The ALS module in Spark assumes the data to be in form of (user, product, rating)
tuples. When using implicitPrefs=True
the ratings are assumed to be implicit ratings, so ratings equal to 0 have a special meaning and are not treated as unknown. As described by Hu et al (2008), the implicit ratings are used as weights by ALS. When using implicit ratings, the "missing" ratings need to be passed directly to the algorithms as zeros.
My question is: does ALS module needs user to provide the "missing" implicit ratings as zeros, or does it automatically populate the missing cells with zeros?
To give an example, say that I have three users, three products and their ratings (using (user, product, rating)
format):
(1, 1, 2)
(1, 2, 1)
(2, 2, 3)
(3, 1, 1)
(3, 3, 2)
So user 1 did not rate product 3, user 2 did not rate neither 1, nor 2, etc. Can I pass this data directly to ALS? Or maybe, do I have to expand it to all the 3*3 possible combinations, where unrated products have ratings populated with zeros, i.e.
(1, 1, 2)
(1, 2, 1)
(1, 3, 0)
(2, 1, 0)
(2, 2, 3)
(2, 3, 0)
(3, 1, 1)
(3, 2, 0)
(3, 3, 2)
This might not be considered as an answer.

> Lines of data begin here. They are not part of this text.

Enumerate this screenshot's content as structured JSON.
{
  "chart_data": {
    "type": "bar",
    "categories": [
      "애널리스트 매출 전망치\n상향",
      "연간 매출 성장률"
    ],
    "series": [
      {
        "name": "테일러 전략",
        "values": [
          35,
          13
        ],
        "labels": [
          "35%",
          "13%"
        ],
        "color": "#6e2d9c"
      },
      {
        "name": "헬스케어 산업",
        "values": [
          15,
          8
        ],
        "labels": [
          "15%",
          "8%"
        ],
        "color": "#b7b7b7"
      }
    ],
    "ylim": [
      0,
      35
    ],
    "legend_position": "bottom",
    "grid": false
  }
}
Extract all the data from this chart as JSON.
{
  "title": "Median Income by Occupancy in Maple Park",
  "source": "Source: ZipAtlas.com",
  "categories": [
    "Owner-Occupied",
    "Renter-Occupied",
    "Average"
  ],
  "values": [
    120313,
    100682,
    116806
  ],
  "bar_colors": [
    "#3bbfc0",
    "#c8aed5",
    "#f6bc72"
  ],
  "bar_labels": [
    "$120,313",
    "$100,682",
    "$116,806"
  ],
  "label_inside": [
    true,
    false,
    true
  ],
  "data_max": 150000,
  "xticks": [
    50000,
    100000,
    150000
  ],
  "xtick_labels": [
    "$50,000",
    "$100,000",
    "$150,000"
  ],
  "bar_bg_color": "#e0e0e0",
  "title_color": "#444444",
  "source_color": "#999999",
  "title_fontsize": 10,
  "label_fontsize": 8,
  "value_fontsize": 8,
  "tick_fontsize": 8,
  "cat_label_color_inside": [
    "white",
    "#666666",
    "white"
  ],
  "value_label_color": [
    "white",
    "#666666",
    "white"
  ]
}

Of course you don't need to pass the missing ratings whether it's implicit or explicit.
One of the strength of spark is computing your prediction matrix using sparse matrices representation.
If you wish to know a little bit more about sparse matrices, you can check the following link :
What are sparse matrices used for ? What is its application in machine learning ?
Disclaimer: I'm the author of the answer in that link.